Maybe there's a lot going on with everyone else but lately I find myself wondering what it (friendship) means, and who they are. Maybe the problem lies with me, I don't ask for a lot. I don't actually ever ask for anything. Nothing. I don't ask people to step out of their way for me at all and I haven't done so for many years now. And I'm fully willing to respect the fact that it's my own trust issues that are on display here, not anyone elses. Maybe I'm not a good friend. However, I have to say recently I did ask a few friends to do something for me and it was something minimal (to be present at a dinner) and well... it didn't happen (the reasons I won't go into but were petty). This is beginning to sound like a teenage girl's dear diary but I've been there for birthdays, engagements, weddings, births etc, often arriving and leaving alone (though I have a rather severe anxiety about doing so) and going to places where I really don't feel comfortable at all and 100% of the time with a present in hand to boot. I've been the person that has been woken up at 3am by a crying someone wanting comfort. I've been the person who has said yes I'll be your crutch in any situation. But the same hasn't really come back to me or ...for me. The whole situation has forced me to evaluate a lot of things and also to evaluate myself and where I stand in the world. It's been ...difficult - made more difficult by not being able to hibernate to the extend that I need to at the moment.

Anyway, I just needed to get that off my chest oh dear diary. Now I'm going to go write bad poetry and rim my eyes with black eyeliner.

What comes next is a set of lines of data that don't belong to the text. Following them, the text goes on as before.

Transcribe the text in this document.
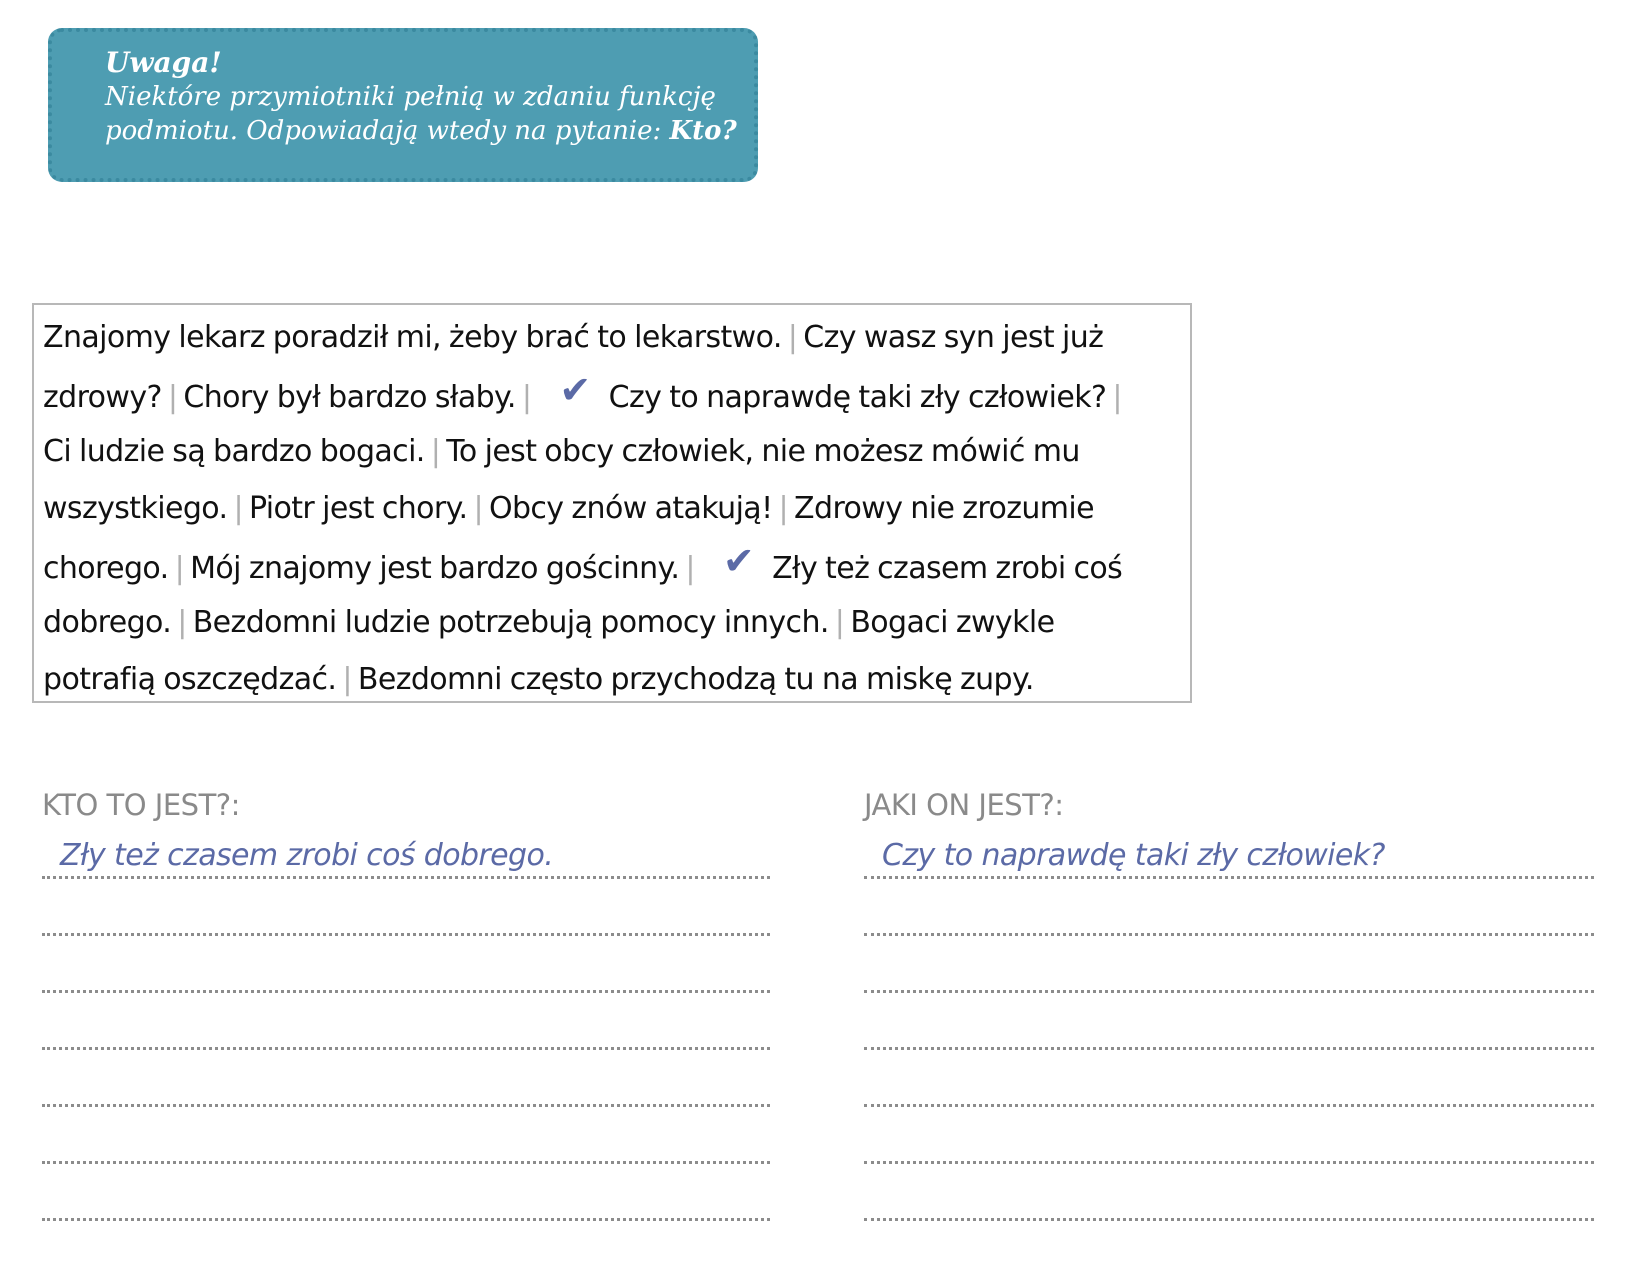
Uwaga!
Niektóre przymiotniki pełnią w zdaniu funkcję
podmiotu. Odpowiadają wtedy na pytanie: Kto?
Znajomy lekarz poradził mi, żeby brać to lekarstwo. | Czy wasz syn jest już
zdrowy? | Chory był bardzo słaby. | ✔ Czy to naprawdę taki zły człowiek? |
Ci ludzie są bardzo bogaci. | To jest obcy człowiek, nie możesz mówić mu
wszystkiego. | Piotr jest chory. | Obcy znów atakują! | Zdrowy nie zrozumie
chorego. | Mój znajomy jest bardzo gościnny. | ✔ Zły też czasem zrobi coś
dobrego. | Bezdomni ludzie potrzebują pomocy innych. | Bogaci zwykle
potrafią oszczędzać. | Bezdomni często przychodzą tu na miskę zupy.
KTO TO JEST?:
Zły też czasem zrobi coś dobrego.
JAKI ON JEST?:
Czy to naprawdę taki zły człowiek?
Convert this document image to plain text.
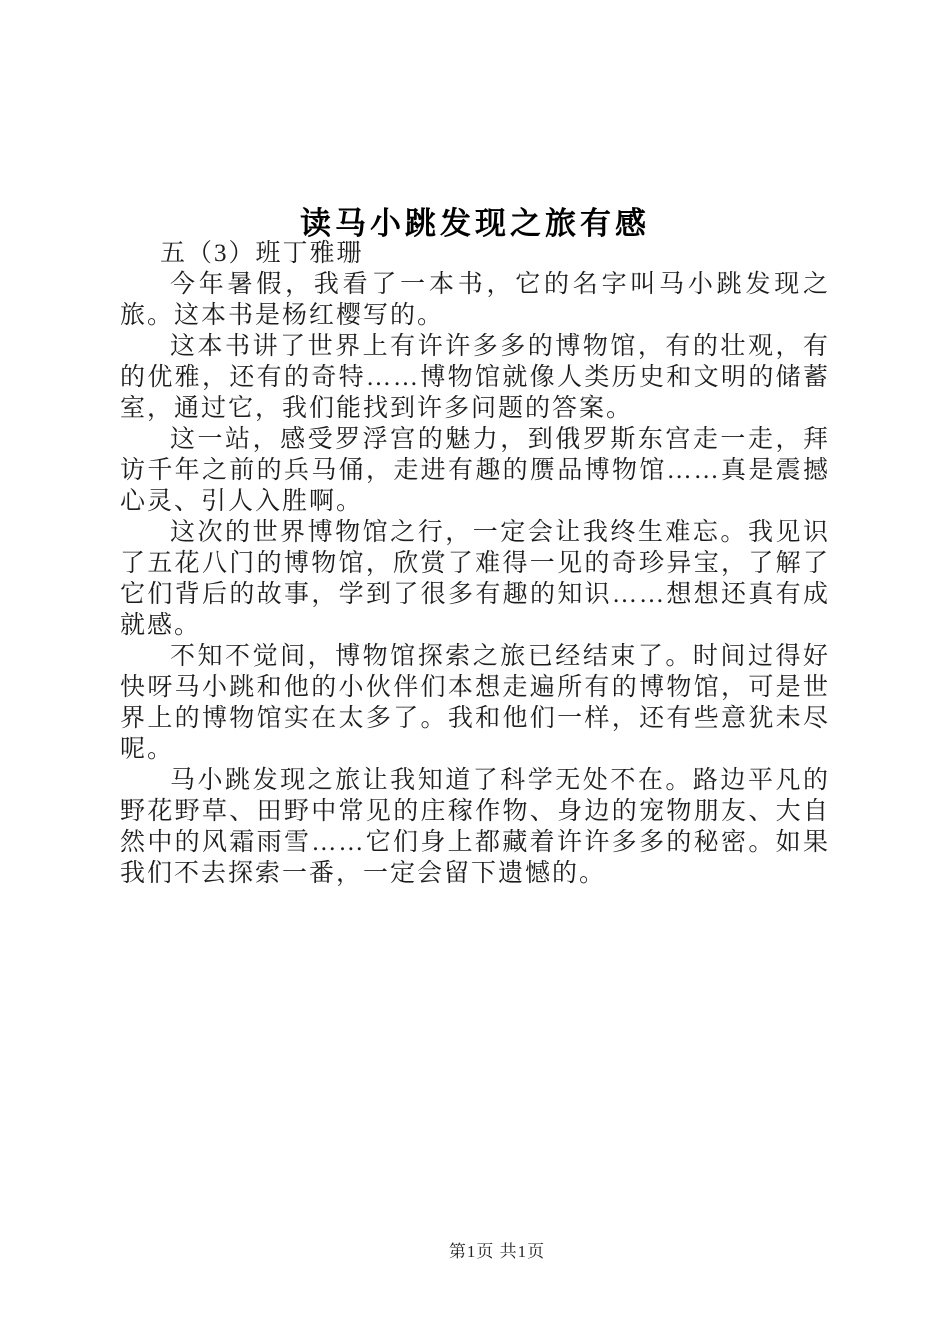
读马小跳发现之旅有感
五（3）班丁雅珊

今年暑假，我看了一本书，它的名字叫马小跳发现之旅。这本书是杨红樱写的。

这本书讲了世界上有许许多多的博物馆，有的壮观，有的优雅，还有的奇特……博物馆就像人类历史和文明的储蓄室，通过它，我们能找到许多问题的答案。

这一站，感受罗浮宫的魅力，到俄罗斯东宫走一走，拜访千年之前的兵马俑，走进有趣的赝品博物馆……真是震撼心灵、引人入胜啊。

这次的世界博物馆之行，一定会让我终生难忘。我见识了五花八门的博物馆，欣赏了难得一见的奇珍异宝，了解了它们背后的故事，学到了很多有趣的知识……想想还真有成就感。

不知不觉间，博物馆探索之旅已经结束了。时间过得好快呀马小跳和他的小伙伴们本想走遍所有的博物馆，可是世界上的博物馆实在太多了。我和他们一样，还有些意犹未尽呢。

马小跳发现之旅让我知道了科学无处不在。路边平凡的野花野草、田野中常见的庄稼作物、身边的宠物朋友、大自然中的风霜雨雪……它们身上都藏着许许多多的秘密。如果我们不去探索一番，一定会留下遗憾的。

第1页 共1页
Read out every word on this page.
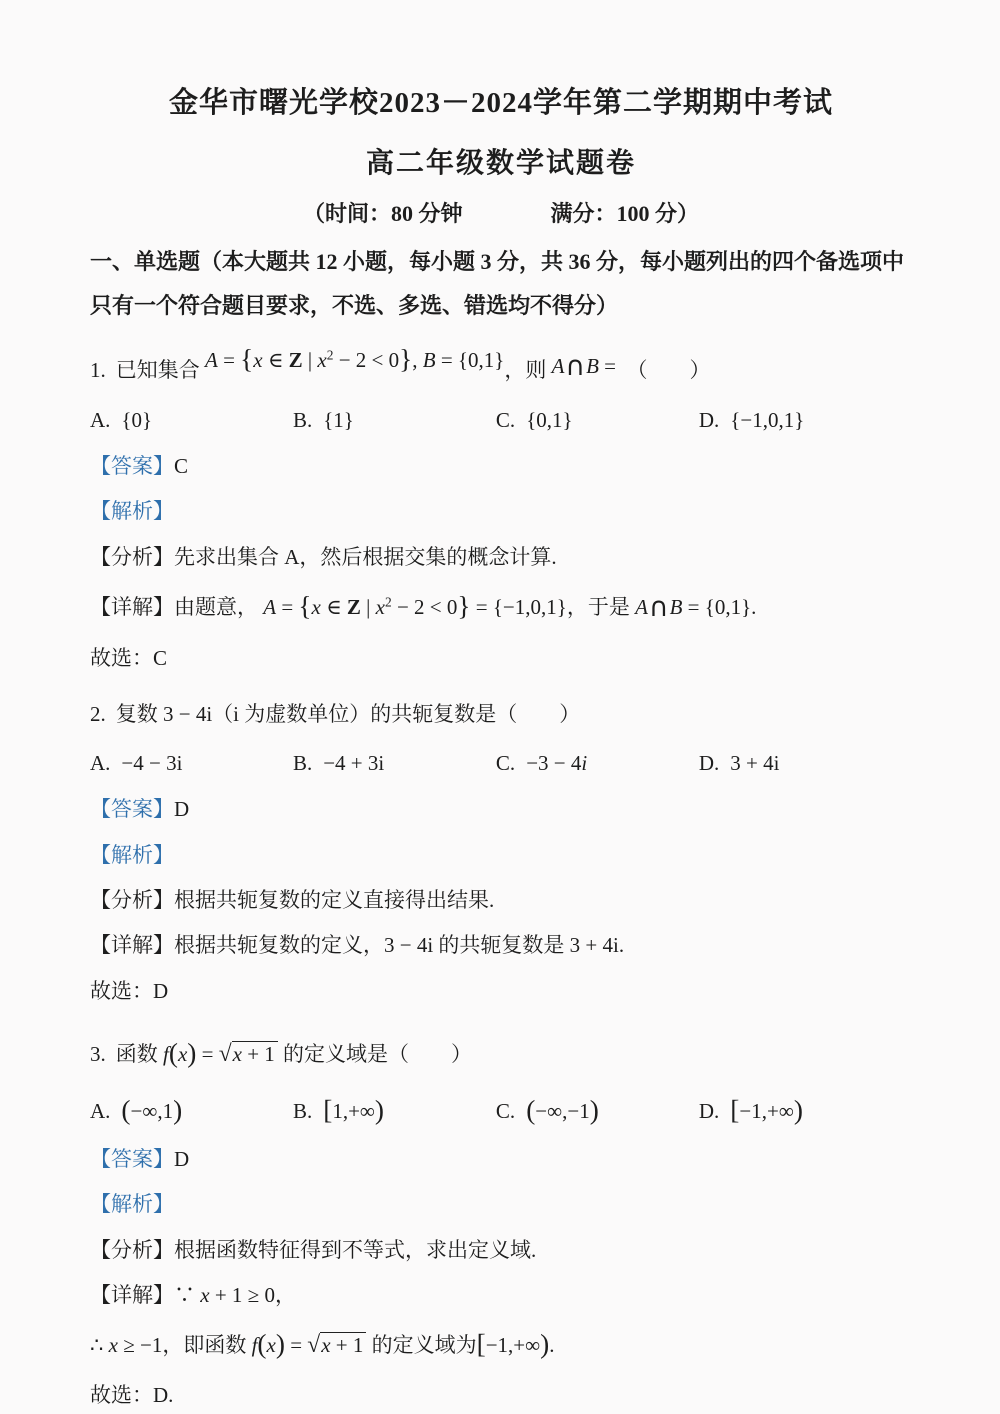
金华市曙光学校2023－2024学年第二学期期中考试

高二年级数学试题卷

（时间：80 分钟　　　　满分：100 分）

一、单选题（本大题共 12 小题，每小题 3 分，共 36 分，每小题列出的四个备选项中只有一个符合题目要求，不选、多选、错选均不得分）

1. 已知集合 A = {x ∈ Z | $x^2 - 2 < 0$}, B = {0,1}，则 A∩B =　（　　）

A. {0}	B. {1}	C. {0,1}	D. {−1,0,1}

【答案】C

【解析】

【分析】先求出集合 A，然后根据交集的概念计算.

【详解】由题意， A = {x ∈ Z | $x^2 - 2 < 0\} = \{-1,0,1\}$，于是 A∩B = {0,1}.

故选：C

2. 复数 3 − 4i（i 为虚数单位）的共轭复数是（　　）

A. −4 − 3i	B. −4 + 3i	C. −3 − 4i	D. 3 + 4i

【答案】D

【解析】

【分析】根据共轭复数的定义直接得出结果.

【详解】根据共轭复数的定义，3 − 4i 的共轭复数是 3 + 4i.

故选：D

3. 函数 f(x) = √x + 1 的定义域是（　　）

A. (−∞,1)	B. [1,+∞)	C. (−∞,−1)	D. [−1,+∞)

【答案】D

【解析】

【分析】根据函数特征得到不等式，求出定义域.

【详解】∵ x + 1 ≥ 0，

∴ x ≥ −1，即函数 f(x) = √x + 1 的定义域为[−1,+∞).

故选：D.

Here's a song - a long time favourite that has helped me to swim a little in an otherwise drown-worthy situation. God knows that when the chips are down I can always turn to music. Always.



Maps - Yeah, Yeah, Yeahs.





(I was talking to someone the other night about the song Let's Dance to Joy Division by The Wombats. He was saying how much he liked it and I didn't really know that much about The Wombats but said that I loved Joy Division. He said that he thought JD were ohhhkaaay but hadn't really listened to much their stuff. I immediately made the loud proclamation that he was not allowed to like a song with such a title if he didn't have an extensive knowledge of Joy Division first. Am I being too harsh? I stand by my statement though I must also point out that I was a little tipsy (read: obnoxiously drunk and pissed off with the world and didn't really mean to take it out on the poor guy).